Castro mãos de sangue
Que não nos acostumemos ao barulho das sirenes de políticos oportunistas em vez do som das soluções
Alguém minimamente inteligente neste país - o que, de saída, exclui aqueles que acham que a Terra é plana - acredita que a operação desastrada da última terça-feira no Rio de Janeiro fará cócegas na estrutura do crime organizado? Que a morte de mais de uma centena de pessoas, entre elas inocentes - e aqui é sempre essencial registrar: policiais enviados para a morte pelo governador Cláudio Castro e moradores sem qualquer envolvimento com o crime, atingidos pela morte que lhes foi imposta pelo mesmo governador - reduzirá o tráfico ou a violência no estado?
É óbvio que não. E Cláudio Castro sabe disso. É impossível que sua convivência com figuras como o ex-deputado TH Joias - aquele flagrado deitado em uma cama milionária, preso sob acusação de ser “relevante membro do Comando Vermelho” e de facilitar a lavagem de dinheiro para chefes do tráfico, além de intermediar venda de armas, munições e drogas para facções do Rio e de outros estados - não lhe tenha ensinado nada.
Enfrentar organizações criminosas passa, necessariamente, por asfixia financeira, quebra de logística e inteligência integrada. O dinheiro não está no morro, na casa dos pretos, do pobre, mas no asfalto: em imóveis de luxo, laranjas bem-vestidos, empresas de fachada, bancos, fintechs e cadeias logísticas que fazem o dinheiro sujo circular. O tráfico de drogas é só uma fatia do negócio; milícias, grilagem, extorsão, controle de serviços, contrabando e fraudes diversas compõem um portfólio que se espalha por vários setores da economia, da bebida, passando pelo cigarro e imóveis. Operações meramente bélicas, sem investigação patrimonial, viram espetáculo: alto custo humano, baixa eficiência estratégica.
A operação de terça-feira escorregou ainda na linguagem, com o uso de “narcoterrorismo” - termo que serve mais à retórica do extremismo do que à precisão técnica. Terrorismo é conceito jurídico e político específico; colá-lo ao narcotráfico vira atalho para justificar agendas políticas e, historicamente, até intervenções externas em nosso continente, sob pretextos “securitários” e interesses econômicos nada disfarçados.

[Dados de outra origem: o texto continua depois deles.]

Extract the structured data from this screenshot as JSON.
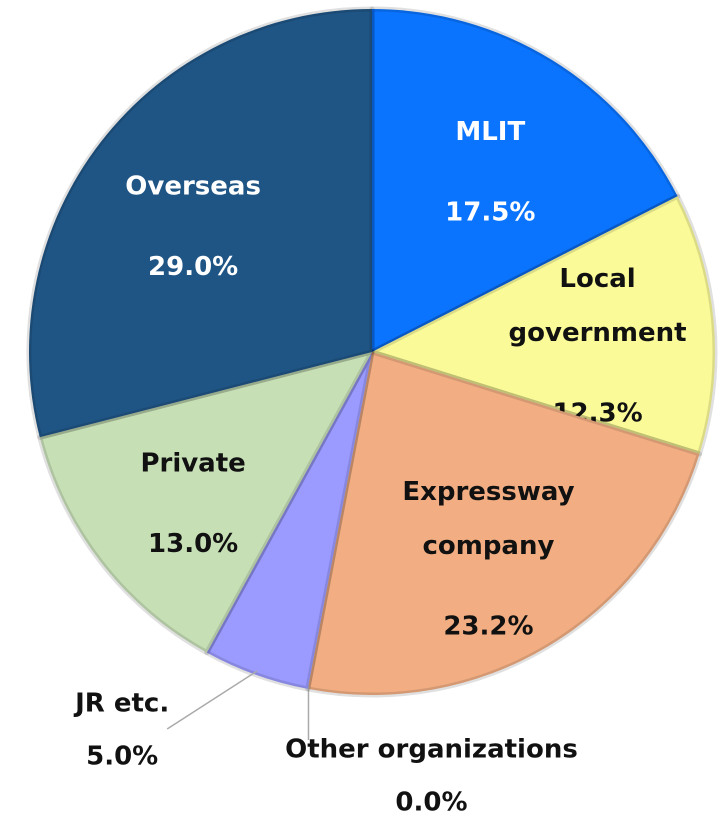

Não é aceitável que a parte lúcida da sociedade assista a isso como se fosse normal. O que houve no Rio não foi política séria de segurança pública - que é necessária e urgente. Foi um show: 2.500 agentes empurrados para a linha de tiro, comunidades inteiras sob mira, nenhuma cadeia financeira desarticulada, nenhuma liderança estratégica capturada com lastro probatório robusto, nenhum mecanismo de reposição criminosa efetivamente interrompido. Pesquisa após pesquisa em segurança pública no Brasil já mostrou que operações letais sem inteligência nem ocupação social não reduzem o crime de forma sustentada e, muitas vezes, pioram indicadores no curto prazo por efeito de revide e reorganização criminal.
Se quisermos mudar o enredo, o caminho é outro: integração federativa, bases de dados unificadas, rastreabilidade de armas e munições, investigação financeira com confisco de bens, controle de fronteiras e portos, inteligência penitenciária, presença permanente do Estado com serviços públicos e urbanismo, metas auditáveis e transparência. Sem isso, repetiremos a mesma coreografia trágica - manchete hoje, luto amanhã, e o crime contando o dinheiro no dia seguinte.
Como diz a canção, “eu só peço a Deus que a dor não me seja indiferente”. Que não nos acostumemos ao barulho das sirenes de políticos oportunistas em vez do som das soluções.
* Este é um artigo de opinião, de responsabilidade do autor, e não reflete a opinião do Brasil 247.